Lors de l'EMO Hannover 2025, une édition organisée par l'association allemande VDW (l'association des constructeurs de machines), les prochaines étapes de l'automatisation étaient clairement visibles. Le one-piece-flow était déjà un rêve pour de nombreuses entreprises métallurgiques il y a quelques années: l'automatisation de pièces uniques semble aujourd'hui plus proche que jamais, à condition qu'il s'agisse de commandes répétées.

Automatisation flexible
En effet, la technologie des robots devient de plus en plus flexible. Cela est d'abord dû au développement de nouveaux types de préhenseurs et de pinces, capables de manipuler une plus large gamme de produits.
D'autre part, les intégrateurs de systèmes conçoivent des solutions permettant au robot lui-même de changer de pince et de remplacer les doigts de la pince ou les mâchoires d'un dispositif de serrage de la machine. Cela permet de charger et d'usiner sans personnel des lots de pièces différentes sur la machine, sans qu'il soit nécessaire qu'un opérateur soit présent.
Cette étape d'automatisation n'est pas très importante. Ce qui l'est davantage, c'est l'étape vers une production autonome sans erreur. Lors de l'EMO, plusieurs fabricants ont présenté des solutions permettant de mesurer automatiquement les pièces à usiner sur la machine CNC et de stocker ces données dans un rapport de mesure qui reste avec le produit et le renvoie au contrôleur de la machine.
Les processus en boucle fermée, dans lesquels les machines s'ajustent elles-mêmes en cas de besoin, sont désormais une réalité.
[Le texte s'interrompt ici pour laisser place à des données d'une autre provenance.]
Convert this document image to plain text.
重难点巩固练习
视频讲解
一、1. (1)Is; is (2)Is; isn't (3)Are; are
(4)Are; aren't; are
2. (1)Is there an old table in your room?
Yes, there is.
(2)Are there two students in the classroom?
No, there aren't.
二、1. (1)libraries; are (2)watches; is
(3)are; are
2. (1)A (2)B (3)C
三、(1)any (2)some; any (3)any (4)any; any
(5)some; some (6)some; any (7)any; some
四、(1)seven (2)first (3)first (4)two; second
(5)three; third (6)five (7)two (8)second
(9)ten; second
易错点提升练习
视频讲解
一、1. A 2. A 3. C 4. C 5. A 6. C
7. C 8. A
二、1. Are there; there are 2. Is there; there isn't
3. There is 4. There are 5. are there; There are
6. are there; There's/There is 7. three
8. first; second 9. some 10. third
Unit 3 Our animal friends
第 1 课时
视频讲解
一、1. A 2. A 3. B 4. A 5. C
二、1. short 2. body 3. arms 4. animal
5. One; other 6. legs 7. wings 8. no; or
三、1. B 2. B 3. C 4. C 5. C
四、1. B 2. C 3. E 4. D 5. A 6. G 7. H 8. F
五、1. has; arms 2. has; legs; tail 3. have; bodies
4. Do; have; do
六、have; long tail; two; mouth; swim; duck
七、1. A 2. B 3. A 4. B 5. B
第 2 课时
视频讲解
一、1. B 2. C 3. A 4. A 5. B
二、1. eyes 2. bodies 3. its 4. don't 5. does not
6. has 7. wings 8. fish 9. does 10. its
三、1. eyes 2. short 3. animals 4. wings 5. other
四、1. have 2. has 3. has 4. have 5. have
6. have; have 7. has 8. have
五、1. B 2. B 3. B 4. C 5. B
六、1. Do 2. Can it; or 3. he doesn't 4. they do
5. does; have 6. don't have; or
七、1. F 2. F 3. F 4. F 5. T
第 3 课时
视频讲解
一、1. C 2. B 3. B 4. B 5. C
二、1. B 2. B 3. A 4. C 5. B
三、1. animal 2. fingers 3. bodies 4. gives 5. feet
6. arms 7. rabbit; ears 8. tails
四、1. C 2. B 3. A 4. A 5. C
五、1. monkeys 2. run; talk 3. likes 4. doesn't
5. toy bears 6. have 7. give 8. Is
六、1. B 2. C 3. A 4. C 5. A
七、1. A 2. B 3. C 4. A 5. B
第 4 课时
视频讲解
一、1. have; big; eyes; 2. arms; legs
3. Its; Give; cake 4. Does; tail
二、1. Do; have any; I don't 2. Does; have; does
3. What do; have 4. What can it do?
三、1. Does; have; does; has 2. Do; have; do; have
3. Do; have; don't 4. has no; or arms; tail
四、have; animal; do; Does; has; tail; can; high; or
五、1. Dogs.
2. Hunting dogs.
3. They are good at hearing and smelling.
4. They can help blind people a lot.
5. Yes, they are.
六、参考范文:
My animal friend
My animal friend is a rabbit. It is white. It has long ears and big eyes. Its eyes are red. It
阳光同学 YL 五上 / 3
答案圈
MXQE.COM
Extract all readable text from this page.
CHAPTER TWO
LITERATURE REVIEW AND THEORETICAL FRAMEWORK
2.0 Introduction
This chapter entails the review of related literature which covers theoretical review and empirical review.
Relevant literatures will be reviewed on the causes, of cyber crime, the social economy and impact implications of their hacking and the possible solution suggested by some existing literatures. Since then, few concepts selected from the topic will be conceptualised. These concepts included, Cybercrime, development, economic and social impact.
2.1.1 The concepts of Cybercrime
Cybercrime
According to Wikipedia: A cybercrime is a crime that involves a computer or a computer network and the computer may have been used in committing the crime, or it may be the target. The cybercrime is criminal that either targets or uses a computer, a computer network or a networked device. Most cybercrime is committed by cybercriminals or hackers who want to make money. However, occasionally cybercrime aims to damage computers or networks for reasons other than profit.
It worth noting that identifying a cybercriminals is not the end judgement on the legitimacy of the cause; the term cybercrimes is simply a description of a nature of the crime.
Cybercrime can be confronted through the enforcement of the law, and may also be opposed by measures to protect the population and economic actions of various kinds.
Cela permet aux entreprises de réaliser des gains d'efficacité et de qualité, car la qualité dépend moins de l'homme et davantage des données.
Les AMR vont-elles percer?
Certains constructeurs de machines vendent désormais plus de la moitié de leurs machines CNC avec une automatisation. Des chiffres récents présentés par l'organisation technologique américaine AMT illustrent bien l'impact de cette situation.
Les entreprises métallurgiques américaines achètent moins de machines cette année, mais dans l'ensemble, elles dépensent plus d'argent pour une commande parce que les machines sont achetées avec une automatisation. Par conséquent, la capacité des entreprises qui automatisent augmente fortement. L'impact sur les entreprises est double:
- au niveau de la préparation du travail, il y a beaucoup plus de travail à fournir pour acheminer les commandes jusqu'à la machine;
- dans l'usine, les mouvements logistiques augmentent en raison de l'approvisionnement et de l'évacuation des matières premières, des pièces et de l'outillage.
À l'EMO, les exposants ont montré comment automatiser ces deux aspects. Dans les années à venir, la logistique sera prise en charge par les des AMR, ces robots mobiles sur lesquels un cobot peut ou non être monté pour la manipulation physique. Ce sont les grands constructeurs de machines qui sont à l'origine de cette évolution.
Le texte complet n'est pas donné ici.